I’ve always wanted to make a galette, primarily because I feel like if I am going to attempt to make crust, this one is super rustic and would hide my errors. So I think, “Yes! The galette!” but as the days go on and I get closer to actually having to make it, I start to tremble slightly. Yeah, that crust still sounds pretty advanced for me. My neighbor, a baker who I had asked to spot me in my crust making, ended up with sick children and I knew that I would be completely on my own. So I decided that I would combine two of Martha’s desserts to fit my strengths. And I ended up making a Ginger Peach Shortcake, because the plums at my store looked grody and my kids won’t touch blackberries with a ten foot pole. But even that didn’t go exactly as planned. While all I did to the peaches to prepare them for the cake was add some sugar and fresh grated ginger, a tiny piece of ginger ended up landing in my eye. Martha doesn’t get ginger in her eye. Through this process I was constantly reminded of Martha’s supreme greatness. She really can do it all, and make it look easy as pie, or galette as it were.
I stand behind my Ginger Peach Shortcake. I’m proud of it. It tasted amazing, looked pretty and is true to who I am as a blogger and person. So while I wanted to put her Plum Blackberry Galette on a pedestal, I think I’ll keep Martha up there too.
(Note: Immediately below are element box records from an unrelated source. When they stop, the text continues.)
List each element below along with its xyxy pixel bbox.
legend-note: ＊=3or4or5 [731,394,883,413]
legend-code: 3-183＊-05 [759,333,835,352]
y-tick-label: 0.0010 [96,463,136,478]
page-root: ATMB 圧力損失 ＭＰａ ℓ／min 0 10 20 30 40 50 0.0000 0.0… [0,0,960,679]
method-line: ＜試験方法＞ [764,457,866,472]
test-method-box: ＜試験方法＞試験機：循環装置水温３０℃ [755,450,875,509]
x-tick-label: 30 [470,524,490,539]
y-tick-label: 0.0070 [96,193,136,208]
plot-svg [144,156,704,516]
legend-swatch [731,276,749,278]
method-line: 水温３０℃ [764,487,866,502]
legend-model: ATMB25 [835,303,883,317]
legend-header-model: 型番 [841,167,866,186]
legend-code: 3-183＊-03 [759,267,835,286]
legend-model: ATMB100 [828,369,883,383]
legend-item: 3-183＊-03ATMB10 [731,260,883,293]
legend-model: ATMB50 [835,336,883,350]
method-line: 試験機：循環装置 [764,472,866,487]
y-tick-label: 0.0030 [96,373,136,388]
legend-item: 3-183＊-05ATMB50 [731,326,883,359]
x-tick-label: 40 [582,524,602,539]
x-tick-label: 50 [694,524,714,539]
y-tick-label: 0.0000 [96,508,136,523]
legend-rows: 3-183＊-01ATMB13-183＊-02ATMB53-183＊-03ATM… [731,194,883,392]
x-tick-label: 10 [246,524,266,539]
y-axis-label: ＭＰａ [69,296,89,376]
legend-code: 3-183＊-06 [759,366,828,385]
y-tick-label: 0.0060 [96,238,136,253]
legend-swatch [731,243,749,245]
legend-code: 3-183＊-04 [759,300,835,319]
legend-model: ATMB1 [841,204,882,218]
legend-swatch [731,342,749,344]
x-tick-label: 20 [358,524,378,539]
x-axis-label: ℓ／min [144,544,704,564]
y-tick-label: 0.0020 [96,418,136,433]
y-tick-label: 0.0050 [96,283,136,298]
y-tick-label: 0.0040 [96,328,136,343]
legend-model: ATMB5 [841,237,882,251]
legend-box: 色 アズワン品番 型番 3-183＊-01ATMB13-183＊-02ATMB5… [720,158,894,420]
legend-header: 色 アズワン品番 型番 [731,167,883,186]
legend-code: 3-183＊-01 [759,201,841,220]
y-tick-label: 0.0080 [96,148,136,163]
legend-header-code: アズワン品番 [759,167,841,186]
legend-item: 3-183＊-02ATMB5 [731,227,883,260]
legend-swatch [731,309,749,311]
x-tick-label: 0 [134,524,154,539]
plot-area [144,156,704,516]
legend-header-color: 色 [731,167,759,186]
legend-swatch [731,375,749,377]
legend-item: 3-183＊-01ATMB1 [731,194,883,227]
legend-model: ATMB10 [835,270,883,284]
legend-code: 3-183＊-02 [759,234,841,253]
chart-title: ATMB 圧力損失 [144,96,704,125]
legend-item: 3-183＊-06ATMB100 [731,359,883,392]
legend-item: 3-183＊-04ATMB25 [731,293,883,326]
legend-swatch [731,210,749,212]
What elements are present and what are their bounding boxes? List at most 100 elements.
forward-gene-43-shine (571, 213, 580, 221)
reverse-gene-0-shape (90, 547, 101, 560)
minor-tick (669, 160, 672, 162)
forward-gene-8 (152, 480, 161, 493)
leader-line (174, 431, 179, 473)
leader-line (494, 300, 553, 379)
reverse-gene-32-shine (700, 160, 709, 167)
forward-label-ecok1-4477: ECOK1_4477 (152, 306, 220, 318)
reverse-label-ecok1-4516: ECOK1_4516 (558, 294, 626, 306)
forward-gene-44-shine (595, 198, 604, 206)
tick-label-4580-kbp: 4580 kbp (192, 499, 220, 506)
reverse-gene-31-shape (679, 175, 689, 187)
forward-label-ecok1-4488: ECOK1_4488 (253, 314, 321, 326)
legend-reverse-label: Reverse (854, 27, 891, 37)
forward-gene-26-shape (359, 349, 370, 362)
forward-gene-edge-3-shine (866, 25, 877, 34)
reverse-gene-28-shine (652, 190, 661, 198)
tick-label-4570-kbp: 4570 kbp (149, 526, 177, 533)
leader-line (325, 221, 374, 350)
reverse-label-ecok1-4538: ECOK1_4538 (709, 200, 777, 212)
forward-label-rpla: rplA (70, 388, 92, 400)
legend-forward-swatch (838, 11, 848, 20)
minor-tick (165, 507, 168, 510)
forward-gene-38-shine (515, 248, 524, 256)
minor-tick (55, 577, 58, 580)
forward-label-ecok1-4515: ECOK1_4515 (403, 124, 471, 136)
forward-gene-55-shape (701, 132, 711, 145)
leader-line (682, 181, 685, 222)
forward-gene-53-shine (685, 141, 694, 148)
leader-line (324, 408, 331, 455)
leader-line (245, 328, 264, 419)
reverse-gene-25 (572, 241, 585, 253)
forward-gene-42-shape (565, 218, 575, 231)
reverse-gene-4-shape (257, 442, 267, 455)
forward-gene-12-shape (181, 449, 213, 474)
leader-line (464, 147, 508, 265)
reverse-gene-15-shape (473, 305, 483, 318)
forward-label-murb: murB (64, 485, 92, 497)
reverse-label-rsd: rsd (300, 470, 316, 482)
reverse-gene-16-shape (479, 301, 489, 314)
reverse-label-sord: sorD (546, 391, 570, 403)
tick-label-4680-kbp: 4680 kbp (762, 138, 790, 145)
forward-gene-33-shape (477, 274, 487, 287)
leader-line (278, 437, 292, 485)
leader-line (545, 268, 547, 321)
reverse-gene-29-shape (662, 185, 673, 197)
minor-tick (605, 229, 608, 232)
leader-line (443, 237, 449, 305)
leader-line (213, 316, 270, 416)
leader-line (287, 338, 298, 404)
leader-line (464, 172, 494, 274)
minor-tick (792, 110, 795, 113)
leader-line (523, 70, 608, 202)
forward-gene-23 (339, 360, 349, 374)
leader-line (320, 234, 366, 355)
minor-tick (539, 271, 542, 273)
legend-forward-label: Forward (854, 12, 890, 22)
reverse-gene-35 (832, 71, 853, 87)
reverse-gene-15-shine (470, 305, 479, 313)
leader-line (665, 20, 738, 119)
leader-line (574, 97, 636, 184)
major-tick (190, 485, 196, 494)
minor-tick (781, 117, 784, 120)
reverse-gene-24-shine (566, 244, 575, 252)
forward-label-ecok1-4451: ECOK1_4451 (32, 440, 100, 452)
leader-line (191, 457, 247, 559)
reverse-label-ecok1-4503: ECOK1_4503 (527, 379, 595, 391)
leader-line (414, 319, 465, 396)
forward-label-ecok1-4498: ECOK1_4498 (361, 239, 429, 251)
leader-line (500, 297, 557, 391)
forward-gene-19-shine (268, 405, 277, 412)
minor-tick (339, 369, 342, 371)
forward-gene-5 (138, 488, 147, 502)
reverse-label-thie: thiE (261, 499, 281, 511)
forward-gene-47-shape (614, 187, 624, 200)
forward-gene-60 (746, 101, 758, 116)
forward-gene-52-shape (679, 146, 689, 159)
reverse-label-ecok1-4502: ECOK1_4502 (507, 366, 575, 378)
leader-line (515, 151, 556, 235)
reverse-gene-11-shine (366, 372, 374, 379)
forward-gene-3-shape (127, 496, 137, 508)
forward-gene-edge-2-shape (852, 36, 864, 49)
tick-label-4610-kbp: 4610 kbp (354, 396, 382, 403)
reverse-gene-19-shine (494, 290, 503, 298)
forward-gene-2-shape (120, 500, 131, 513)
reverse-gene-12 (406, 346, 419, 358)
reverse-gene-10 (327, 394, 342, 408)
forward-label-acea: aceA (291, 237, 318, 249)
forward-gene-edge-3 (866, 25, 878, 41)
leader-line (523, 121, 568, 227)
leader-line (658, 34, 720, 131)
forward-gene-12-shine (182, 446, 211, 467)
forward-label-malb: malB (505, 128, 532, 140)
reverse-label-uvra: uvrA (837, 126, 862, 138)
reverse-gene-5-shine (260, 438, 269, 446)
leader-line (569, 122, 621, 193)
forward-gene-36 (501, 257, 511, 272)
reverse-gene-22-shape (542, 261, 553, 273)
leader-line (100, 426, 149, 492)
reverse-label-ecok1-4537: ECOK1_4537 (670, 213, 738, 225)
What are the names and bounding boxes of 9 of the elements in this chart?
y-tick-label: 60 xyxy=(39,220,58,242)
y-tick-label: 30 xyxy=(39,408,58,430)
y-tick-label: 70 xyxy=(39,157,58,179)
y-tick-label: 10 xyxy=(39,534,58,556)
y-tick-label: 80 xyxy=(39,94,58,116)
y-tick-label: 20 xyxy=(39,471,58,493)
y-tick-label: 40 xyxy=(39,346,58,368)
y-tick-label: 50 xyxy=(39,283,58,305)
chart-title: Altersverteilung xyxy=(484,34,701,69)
It is good to aspire to be like someone else, but I think it is also important to know your own strengths and weaknesses. But it doesn’t hurt to have that little question in the back of your mind as you move through life, “What would Martha do?”
I was very lucky that I was able to shoot this at Lauren’s house where she had plenty of cute potted succulents all ready to go.
Martha really does make the best cake stands and this domed one is lovely. I love that the white really stood out against the colorful scarves and fabric that I used. I fell in love with that peach/pink/red scarf the minute I saw it and, even better, it was on clearance!
This easy Ginger Peach Shortcake would be the perfect last-minute dessert for a get together. I didn’t make a recipe for it, literally just sliced the peaches, tossed in about 2 TBSP of sugar and grated about a 1/2 inch piece of fresh ginger in to the container. Then I put the lid on and gave it a good shake. I let it sit overnight to develop the juices and it was ready to go.
I did make my own whipped cream though. I mean, I’m not a Neanderthal. I took a store-bought angel food cake and sliced in half. Then I layered on the whipped cream, and some peaches laid out in a super cute pattern. I added the second layer and then added more whipped cream and peaches. Done. Super easy.
I’m still going to give that galette a shot one day. A girl has to have goals. So thank you, Martha, for challenging and inspiring us. And for the prettiest cake stands in all the land.
*I was sent a Martha Stewart cake stand. All opinions, stinging eye and sore arm from using a whisk to make the whipped cream, are my own.